- Busby, Big Horn County, Montana United States

Information
- Grades: K-12
- Affiliation: Bureau of Indian Education

= Northern Cheyenne Tribal School =

K-12 school in Montana, USA

Northern Cheyenne Tribal School (NCTS) is a tribally controlled K-12 school in Busby, Montana. It is affiliated with the Bureau of Indian Education (BIE).

It is on the Northern Cheyenne Indian Reservation and it is one of two tribally controlled schools in the state with grade levels K-12.

==History==
Previously the BIE directly operated the school and had boarding facilities, but the tribe later took management of the school and boarding ended.

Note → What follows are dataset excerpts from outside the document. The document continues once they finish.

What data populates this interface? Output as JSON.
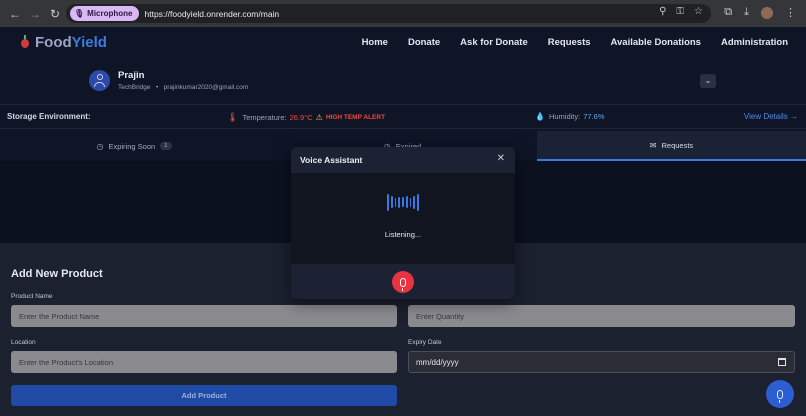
{
  "browser": {
    "mic_chip_label": "Microphone",
    "url": "https://foodyield.onrender.com/main"
  },
  "brand": {
    "name_a": "Food",
    "name_b": "Yield"
  },
  "nav": [
    {
      "label": "Home"
    },
    {
      "label": "Donate"
    },
    {
      "label": "Ask for Donate"
    },
    {
      "label": "Requests"
    },
    {
      "label": "Available Donations"
    },
    {
      "label": "Administration"
    }
  ],
  "profile": {
    "name": "Prajin",
    "org": "TechBridge",
    "email": "prajinkumar2020@gmail.com"
  },
  "storage": {
    "label": "Storage Environment:",
    "temperature_label": "Temperature:",
    "temperature_value": "26.9°C",
    "temp_alert": "HIGH TEMP ALERT",
    "humidity_label": "Humidity:",
    "humidity_value": "77.6%",
    "view_details": "View Details →"
  },
  "tabs": [
    {
      "label": "Expiring Soon",
      "count": "1"
    },
    {
      "label": "Expired"
    },
    {
      "label": "Requests"
    }
  ],
  "form": {
    "title": "Add New Product",
    "product_name_label": "Product Name",
    "product_name_placeholder": "Enter the Product Name",
    "quantity_placeholder": "Enter Quantity",
    "location_label": "Location",
    "location_placeholder": "Enter the Product's Location",
    "expiry_label": "Expiry Date",
    "expiry_value": "mm/dd/yyyy",
    "submit_label": "Add Product"
  },
  "voice_modal": {
    "title": "Voice Assistant",
    "status": "Listening..."
  },
  "colors": {
    "accent": "#3e7be0",
    "alert": "#f04a3a",
    "mic_active": "#ea3340"
  }
}
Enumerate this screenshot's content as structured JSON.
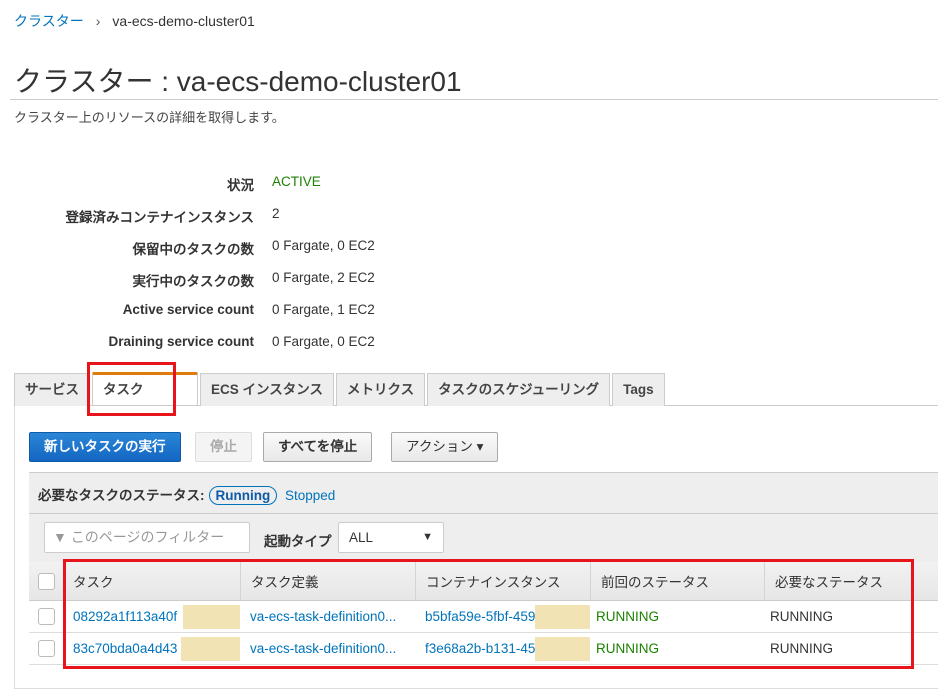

In 2010 it had about 24 teachers. According to an anonymous teacher who corresponded with Matt Volz of the Associated Press, almost all teachers were told that they would have to apply again for their positions as their contracts were not renewed. According to the teacher, seven of them were told that they should not reapply for their jobs while fourteen were either told they could reapply and/or already had their jobs renewed. According to a teacher quoted in Volz's article, this was done as some teachers had complained about Elberta Monroe, the principal and superintendent.

On February 11, 2010, the board fired Monroe, but on February 15 the tribal council suspended the firing so it could review the situation. Monroe remained on the school property and resisted being removed from her position. On Monday February 22, the school board voted to fire Monroe again. In response the tribal council dissolved the school board.